Oct. 28 2012 04:26 PM
Timothy

Separate bike lines are great for cyclists but are a serious hazard for bus drivers. Cornering a 45 foot motor coach
from an avenue to a street (9th Avenue to W40 Street) requires the bus to be two lanes away from the curb! Cyclists don't seem to get this and continue up the bus's side. At night the driver cannot see the cyclist. Someone is going to get killed.

Oct. 25 2012 08:40 AM
ewg

As regards to the numbers for Ninth Avene - was there no allowing for the possibility that the High Line probably has at least as much or more to do with it?

Oct. 24 2012 04:10 PM
Michael

That DOT publication is hardly a "study." It's an advertising piece that cherrypicks data without providing any context.
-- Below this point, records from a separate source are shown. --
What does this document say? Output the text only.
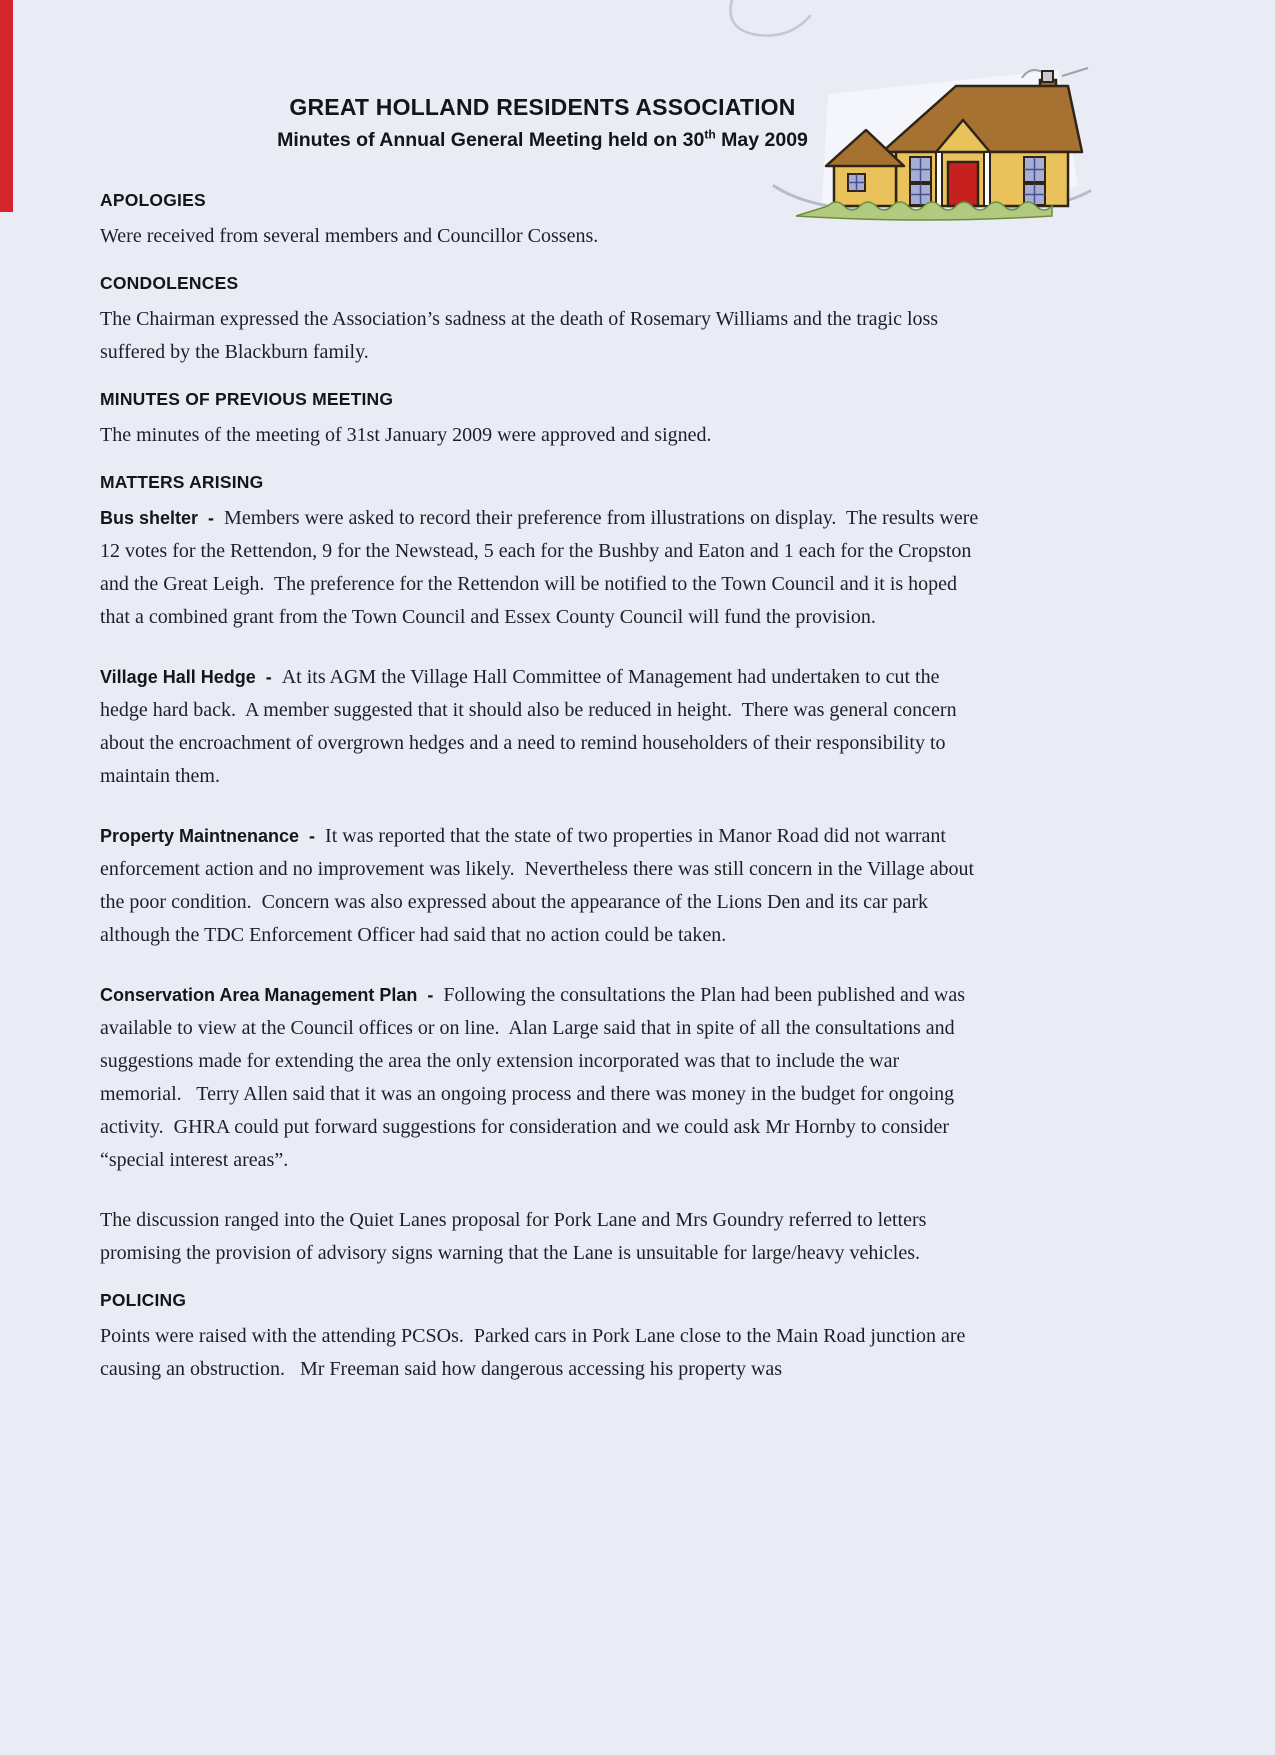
GREAT HOLLAND RESIDENTS ASSOCIATION
Minutes of Annual General Meeting held on 30th May 2009
APOLOGIES

Were received from several members and Councillor Cossens.

CONDOLENCES

The Chairman expressed the Association’s sadness at the death of Rosemary Williams and the tragic loss suffered by the Blackburn family.

MINUTES OF PREVIOUS MEETING

The minutes of the meeting of 31st January 2009 were approved and signed.

MATTERS ARISING

Bus shelter  -  Members were asked to record their preference from illustrations on display.  The results were 12 votes for the Rettendon, 9 for the Newstead, 5 each for the Bushby and Eaton and 1 each for the Cropston and the Great Leigh.  The preference for the Rettendon will be notified to the Town Council and it is hoped that a combined grant from the Town Council and Essex County Council will fund the provision.

Village Hall Hedge  -  At its AGM the Village Hall Committee of Management had undertaken to cut the hedge hard back.  A member suggested that it should also be reduced in height.  There was general concern about the encroachment of overgrown hedges and a need to remind householders of their responsibility to maintain them.

Property Maintnenance  -  It was reported that the state of two properties in Manor Road did not warrant enforcement action and no improvement was likely.  Nevertheless there was still concern in the Village about the poor condition.  Concern was also expressed about the appearance of the Lions Den and its car park although the TDC Enforcement Officer had said that no action could be taken.

Conservation Area Management Plan  -  Following the consultations the Plan had been published and was available to view at the Council offices or on line.  Alan Large said that in spite of all the consultations and suggestions made for extending the area the only extension incorporated was that to include the war memorial.   Terry Allen said that it was an ongoing process and there was money in the budget for ongoing activity.  GHRA could put forward suggestions for consideration and we could ask Mr Hornby to consider “special interest areas”.

The discussion ranged into the Quiet Lanes proposal for Pork Lane and Mrs Goundry referred to letters promising the provision of advisory signs warning that the Lane is unsuitable for large/heavy vehicles.

POLICING

Points were raised with the attending PCSOs.  Parked cars in Pork Lane close to the Main Road junction are causing an obstruction.   Mr Freeman said how dangerous accessing his property was
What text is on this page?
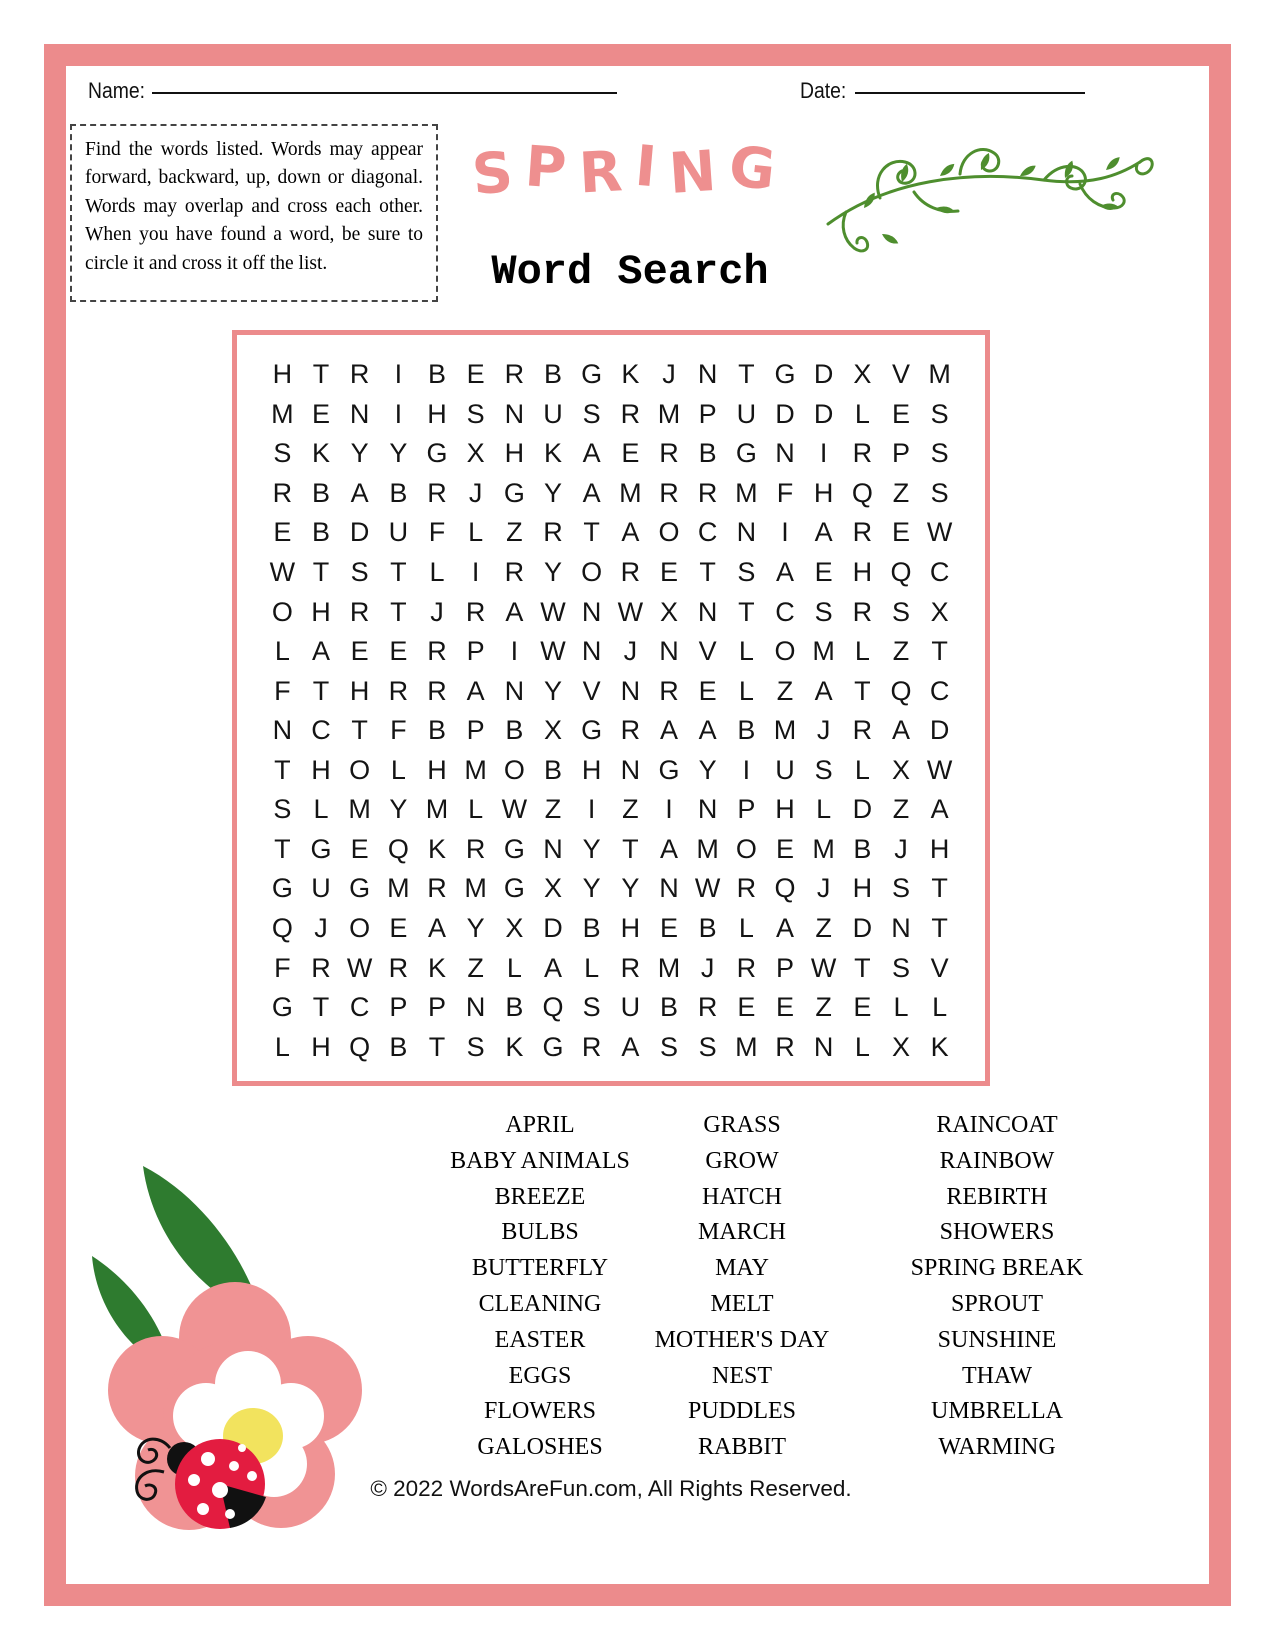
Name:	Date:
Find the words listed. Words may appear forward, backward, up, down or diagonal. Words may overlap and cross each other. When you have found a word, be sure to circle it and cross it off the list.
SPRING
Word Search
H T R I B E R B G K J N T G D X V M
M E N I H S N U S R M P U D D L E S
S K Y Y G X H K A E R B G N I R P S
R B A B R J G Y A M R R M F H Q Z S
E B D U F L Z R T A O C N I A R E W
W T S T L	I R Y O R E T S A E H Q C
O H R T J R A W N W X N T C S R S X
L A E E R P I W N J N V L O M L Z T
F T H R R A N Y V N R E L Z A T Q C
N C T F B P B X G R A A B M J R A D
T H O L H M O B H N G Y I U S L X W
S L M Y M L W Z I Z I N P H L D Z A
T G E Q K R G N Y T A M O E M B J H
G U G M R M G X Y Y N W R Q J H S T
Q J O E A Y X D B H E B L A Z D N T
F R W R K Z L A L R M J R P W T S V
G T C P P N B Q S U B R E E Z E L L
L H Q B T S K G R A S S M R N L X K
APRIL
BABY ANIMALS
BREEZE
BULBS
BUTTERFLY
CLEANING
EASTER
EGGS
FLOWERS
GALOSHES
GRASS
GROW
HATCH
MARCH
MAY
MELT
MOTHER'S DAY
NEST
PUDDLES
RABBIT
RAINCOAT
RAINBOW
REBIRTH
SHOWERS
SPRING BREAK
SPROUT
SUNSHINE
THAW
UMBRELLA
WARMING
© 2022 WordsAreFun.com, All Rights Reserved.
For example, it does not say that "along Ninth Avenue, retail sales are up 49 percent," as this article reports. It sub-defines the test to Ninth between 23rd and 31st Streets, and to "locally-based businesses." In addition, the deck qualifies the metric by characterizing it as an "up to" 49%, not 49% across the board.

It's sneaky. One has to wonder what the numbers say exactly.

Oct. 24 2012 02:20 PM
Matthias

Presumably, street furniture has a similar effect. How about some benches in Upper Manhattan and Downtown Brooklyn?